We can write a simple test code to try passing different reference qualifiers to std::is_invocable_r:
1
2
3
4
5
6
7
8
9
10
11
12
13
14
15
16
17
18
19
20
21
22
23
24
25
26
27
28
29
30
31
32
33
34
35
36
37
38
39
40
template <bool IsLvalue, class R, class... Args>
struct TestValueQualified {
template <class T>
using RawType = std::remove_cvref_t<T>;
template <class T>
using InvokeType = std::conditional_t<IsLvalue, RawType<T>&, RawType<T>&&>;
template <class T>
using IsValidCallable =
std::enable_if_t<not std::is_same_v<RawType<T>, TestValueQualified> and
std::is_invocable_r_v<R, InvokeType<T>, Args...>>;
template <class T, class = IsValidCallable<T>>
TestValueQualified(T&&) {
std::println("Test");
}
};
struct FuncWithoutQualified {
void operator()() {}
};
struct FuncWithLValueQualified {
void operator()() & {}
};
struct FuncWithRValueQualified {
void operator()() && {}
};
int main() {
FuncWithoutQualified obj1;
FuncWithLValueQualified obj2;
FuncWithRValueQualified obj3;
TestValueQualified<true, void> f1{obj1};
TestValueQualified<true, void> f2{obj2};
// TestValueQualified<true, void> f3{obj3}; // compile error
TestValueQualified<false, void> f4{obj1};
// TestValueQualified<false, void> f5{obj2}; // compile error
TestValueQualified<false, void> f6{obj3};
return 0;
}
The result is obvious.
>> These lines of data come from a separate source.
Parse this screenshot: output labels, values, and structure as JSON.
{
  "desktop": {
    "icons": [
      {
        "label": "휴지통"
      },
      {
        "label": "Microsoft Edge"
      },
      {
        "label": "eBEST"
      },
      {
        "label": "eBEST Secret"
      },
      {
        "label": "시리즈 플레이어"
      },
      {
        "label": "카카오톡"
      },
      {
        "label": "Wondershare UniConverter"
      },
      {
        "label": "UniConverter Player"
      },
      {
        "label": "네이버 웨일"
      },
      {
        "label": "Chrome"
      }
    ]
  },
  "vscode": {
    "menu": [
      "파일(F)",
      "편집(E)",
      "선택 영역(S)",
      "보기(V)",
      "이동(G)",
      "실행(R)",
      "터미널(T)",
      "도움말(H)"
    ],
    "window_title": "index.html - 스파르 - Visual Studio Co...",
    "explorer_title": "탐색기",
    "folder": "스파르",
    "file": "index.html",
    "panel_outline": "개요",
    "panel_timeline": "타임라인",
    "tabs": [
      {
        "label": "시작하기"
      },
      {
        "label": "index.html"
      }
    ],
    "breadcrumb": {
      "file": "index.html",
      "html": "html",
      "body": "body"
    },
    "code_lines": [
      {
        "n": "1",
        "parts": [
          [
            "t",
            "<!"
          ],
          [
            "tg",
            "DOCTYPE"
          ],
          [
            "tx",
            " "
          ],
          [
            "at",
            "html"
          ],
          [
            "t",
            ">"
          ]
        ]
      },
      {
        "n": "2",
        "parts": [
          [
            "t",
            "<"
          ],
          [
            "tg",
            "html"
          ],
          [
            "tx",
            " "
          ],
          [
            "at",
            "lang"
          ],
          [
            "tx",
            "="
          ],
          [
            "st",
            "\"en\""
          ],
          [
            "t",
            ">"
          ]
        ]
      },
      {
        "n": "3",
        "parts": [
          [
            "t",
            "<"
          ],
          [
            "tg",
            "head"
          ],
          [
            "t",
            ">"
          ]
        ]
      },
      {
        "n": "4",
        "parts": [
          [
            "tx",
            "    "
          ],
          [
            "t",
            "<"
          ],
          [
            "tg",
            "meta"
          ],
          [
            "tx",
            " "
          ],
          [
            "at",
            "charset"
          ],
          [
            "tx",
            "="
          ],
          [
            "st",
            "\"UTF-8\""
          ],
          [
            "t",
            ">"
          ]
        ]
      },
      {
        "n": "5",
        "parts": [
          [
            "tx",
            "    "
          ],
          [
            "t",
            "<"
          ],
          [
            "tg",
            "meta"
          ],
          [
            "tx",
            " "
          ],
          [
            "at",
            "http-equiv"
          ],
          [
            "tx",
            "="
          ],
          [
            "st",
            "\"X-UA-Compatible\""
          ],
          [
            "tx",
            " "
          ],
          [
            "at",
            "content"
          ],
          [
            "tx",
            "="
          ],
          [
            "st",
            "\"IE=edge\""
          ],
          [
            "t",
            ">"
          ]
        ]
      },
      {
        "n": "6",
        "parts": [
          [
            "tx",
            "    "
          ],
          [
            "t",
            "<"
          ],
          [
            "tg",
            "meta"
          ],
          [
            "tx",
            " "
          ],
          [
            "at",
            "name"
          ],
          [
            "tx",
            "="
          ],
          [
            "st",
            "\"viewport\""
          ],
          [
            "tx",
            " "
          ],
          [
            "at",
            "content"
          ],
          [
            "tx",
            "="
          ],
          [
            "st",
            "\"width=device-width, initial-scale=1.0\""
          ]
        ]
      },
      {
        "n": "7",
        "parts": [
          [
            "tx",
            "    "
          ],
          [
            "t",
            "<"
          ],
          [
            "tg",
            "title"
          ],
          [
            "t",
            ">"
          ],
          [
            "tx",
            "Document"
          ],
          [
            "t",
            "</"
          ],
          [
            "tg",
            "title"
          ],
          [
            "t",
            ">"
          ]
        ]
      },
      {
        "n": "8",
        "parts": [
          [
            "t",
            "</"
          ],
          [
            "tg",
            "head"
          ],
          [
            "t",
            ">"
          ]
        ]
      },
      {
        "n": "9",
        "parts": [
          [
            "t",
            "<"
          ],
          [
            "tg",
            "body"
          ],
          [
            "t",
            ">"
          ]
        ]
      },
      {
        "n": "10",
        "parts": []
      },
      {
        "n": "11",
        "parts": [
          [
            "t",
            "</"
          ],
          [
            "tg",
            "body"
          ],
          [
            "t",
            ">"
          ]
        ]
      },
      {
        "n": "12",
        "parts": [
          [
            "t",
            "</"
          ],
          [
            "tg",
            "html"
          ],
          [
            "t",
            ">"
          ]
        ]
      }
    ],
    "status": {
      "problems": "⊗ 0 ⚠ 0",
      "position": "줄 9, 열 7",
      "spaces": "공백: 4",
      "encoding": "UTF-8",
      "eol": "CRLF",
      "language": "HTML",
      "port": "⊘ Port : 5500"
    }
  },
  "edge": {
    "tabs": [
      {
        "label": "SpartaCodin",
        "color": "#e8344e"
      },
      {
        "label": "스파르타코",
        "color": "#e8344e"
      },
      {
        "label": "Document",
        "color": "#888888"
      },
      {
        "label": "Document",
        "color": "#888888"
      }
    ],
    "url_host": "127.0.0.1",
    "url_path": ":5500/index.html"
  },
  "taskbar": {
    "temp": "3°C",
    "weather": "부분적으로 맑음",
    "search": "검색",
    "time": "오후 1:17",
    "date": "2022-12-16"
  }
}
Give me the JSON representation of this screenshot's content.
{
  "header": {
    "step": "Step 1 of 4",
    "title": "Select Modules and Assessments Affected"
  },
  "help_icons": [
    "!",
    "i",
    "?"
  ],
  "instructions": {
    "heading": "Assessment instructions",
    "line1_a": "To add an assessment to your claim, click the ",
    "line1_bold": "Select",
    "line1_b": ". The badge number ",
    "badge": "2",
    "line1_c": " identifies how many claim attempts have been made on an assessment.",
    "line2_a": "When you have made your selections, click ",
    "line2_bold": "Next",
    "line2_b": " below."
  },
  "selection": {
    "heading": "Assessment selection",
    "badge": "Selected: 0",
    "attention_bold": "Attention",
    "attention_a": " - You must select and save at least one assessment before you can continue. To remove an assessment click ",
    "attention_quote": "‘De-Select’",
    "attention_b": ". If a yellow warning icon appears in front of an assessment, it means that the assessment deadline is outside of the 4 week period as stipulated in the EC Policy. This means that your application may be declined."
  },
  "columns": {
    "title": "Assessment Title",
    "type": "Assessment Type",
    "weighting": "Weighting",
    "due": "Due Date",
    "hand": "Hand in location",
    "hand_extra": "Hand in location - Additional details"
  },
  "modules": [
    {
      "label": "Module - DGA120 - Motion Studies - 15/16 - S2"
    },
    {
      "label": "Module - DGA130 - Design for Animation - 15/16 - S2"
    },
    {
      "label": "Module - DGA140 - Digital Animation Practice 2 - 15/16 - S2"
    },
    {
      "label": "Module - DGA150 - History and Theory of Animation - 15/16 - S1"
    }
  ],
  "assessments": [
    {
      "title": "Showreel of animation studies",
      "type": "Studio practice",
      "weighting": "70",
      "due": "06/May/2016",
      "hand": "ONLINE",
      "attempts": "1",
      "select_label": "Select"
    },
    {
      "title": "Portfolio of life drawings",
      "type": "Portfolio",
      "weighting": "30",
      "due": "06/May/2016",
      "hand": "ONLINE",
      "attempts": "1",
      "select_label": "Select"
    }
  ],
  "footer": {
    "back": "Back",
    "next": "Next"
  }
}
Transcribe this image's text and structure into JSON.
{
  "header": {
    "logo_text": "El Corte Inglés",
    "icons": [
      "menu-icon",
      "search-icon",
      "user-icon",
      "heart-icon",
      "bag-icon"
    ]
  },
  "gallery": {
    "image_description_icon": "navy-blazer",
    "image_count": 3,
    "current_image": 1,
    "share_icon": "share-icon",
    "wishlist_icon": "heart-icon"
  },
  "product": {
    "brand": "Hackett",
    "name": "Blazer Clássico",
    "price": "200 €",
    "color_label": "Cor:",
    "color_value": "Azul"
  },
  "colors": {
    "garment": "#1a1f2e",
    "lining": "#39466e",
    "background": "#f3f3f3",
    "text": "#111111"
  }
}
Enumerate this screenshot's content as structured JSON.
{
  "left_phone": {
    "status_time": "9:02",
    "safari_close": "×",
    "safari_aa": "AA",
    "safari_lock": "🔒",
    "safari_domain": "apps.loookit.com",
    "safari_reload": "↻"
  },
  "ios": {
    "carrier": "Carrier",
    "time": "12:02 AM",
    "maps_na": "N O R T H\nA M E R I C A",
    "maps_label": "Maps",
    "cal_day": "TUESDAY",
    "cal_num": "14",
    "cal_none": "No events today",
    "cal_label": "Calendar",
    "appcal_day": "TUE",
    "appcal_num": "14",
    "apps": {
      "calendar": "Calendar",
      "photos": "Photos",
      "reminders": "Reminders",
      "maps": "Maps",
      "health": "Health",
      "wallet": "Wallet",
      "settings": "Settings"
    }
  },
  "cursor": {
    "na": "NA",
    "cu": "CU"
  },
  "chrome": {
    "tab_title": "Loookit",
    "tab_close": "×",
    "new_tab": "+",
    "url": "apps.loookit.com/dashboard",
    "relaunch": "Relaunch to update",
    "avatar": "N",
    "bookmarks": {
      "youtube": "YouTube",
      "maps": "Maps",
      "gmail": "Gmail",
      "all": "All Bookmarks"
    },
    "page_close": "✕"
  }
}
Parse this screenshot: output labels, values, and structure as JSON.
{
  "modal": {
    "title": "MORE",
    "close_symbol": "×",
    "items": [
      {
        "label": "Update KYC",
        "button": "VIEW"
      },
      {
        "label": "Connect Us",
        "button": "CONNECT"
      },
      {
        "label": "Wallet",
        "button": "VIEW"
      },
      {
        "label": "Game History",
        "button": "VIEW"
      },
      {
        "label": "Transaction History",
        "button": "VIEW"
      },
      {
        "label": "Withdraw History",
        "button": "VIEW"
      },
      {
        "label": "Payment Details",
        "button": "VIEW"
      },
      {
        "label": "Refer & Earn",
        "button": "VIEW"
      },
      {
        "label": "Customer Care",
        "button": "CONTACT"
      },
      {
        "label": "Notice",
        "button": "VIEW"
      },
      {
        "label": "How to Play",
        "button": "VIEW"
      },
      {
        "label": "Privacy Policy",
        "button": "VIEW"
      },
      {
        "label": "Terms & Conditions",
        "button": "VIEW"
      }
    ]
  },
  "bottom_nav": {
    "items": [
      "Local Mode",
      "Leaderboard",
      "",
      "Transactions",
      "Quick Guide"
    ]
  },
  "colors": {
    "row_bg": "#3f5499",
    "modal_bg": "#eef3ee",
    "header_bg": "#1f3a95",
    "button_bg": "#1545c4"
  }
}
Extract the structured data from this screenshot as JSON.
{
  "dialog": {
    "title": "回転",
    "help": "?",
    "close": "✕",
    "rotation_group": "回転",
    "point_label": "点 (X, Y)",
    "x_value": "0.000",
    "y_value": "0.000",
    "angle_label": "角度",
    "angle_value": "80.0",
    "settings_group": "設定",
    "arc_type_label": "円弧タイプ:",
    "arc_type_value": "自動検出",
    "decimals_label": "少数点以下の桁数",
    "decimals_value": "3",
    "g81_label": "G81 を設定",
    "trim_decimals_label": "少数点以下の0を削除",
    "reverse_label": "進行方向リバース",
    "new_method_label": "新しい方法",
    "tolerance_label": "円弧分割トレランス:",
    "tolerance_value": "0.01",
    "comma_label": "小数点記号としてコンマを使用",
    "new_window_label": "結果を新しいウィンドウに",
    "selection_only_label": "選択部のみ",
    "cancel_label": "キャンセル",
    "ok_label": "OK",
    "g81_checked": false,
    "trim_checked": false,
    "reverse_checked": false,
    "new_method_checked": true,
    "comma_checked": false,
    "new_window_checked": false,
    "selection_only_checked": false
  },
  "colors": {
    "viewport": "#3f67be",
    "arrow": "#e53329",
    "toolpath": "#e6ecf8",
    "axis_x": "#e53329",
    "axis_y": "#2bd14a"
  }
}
If operator() is lvalue-reference-qualified, we cannot call INVOKE(std::move(f), ...); and if it is rvalue-reference-qualified, we also cannot call INVOKE(f, ...).
Summary
This article has briefly outlined some of the problems with std::function. The proposal also explores spaces for fixes, which is also quite interesting, and I will briefly summarize it later. In addition, alternatives to std::function have also been added to C++23/C++26, and the related proposals are really worth reading in detail. I’ll leave these tasks for tomorrow’s me.
Regarding the implementation of std::function in LLVM, I personally feel that it is written quite elegantly. Although std::function itself has many problems, these problems lie in the fact that it was not designed in C++11 and later, and historical legacy problems are inevitable. However, this does not prevent us from learning its implementation details.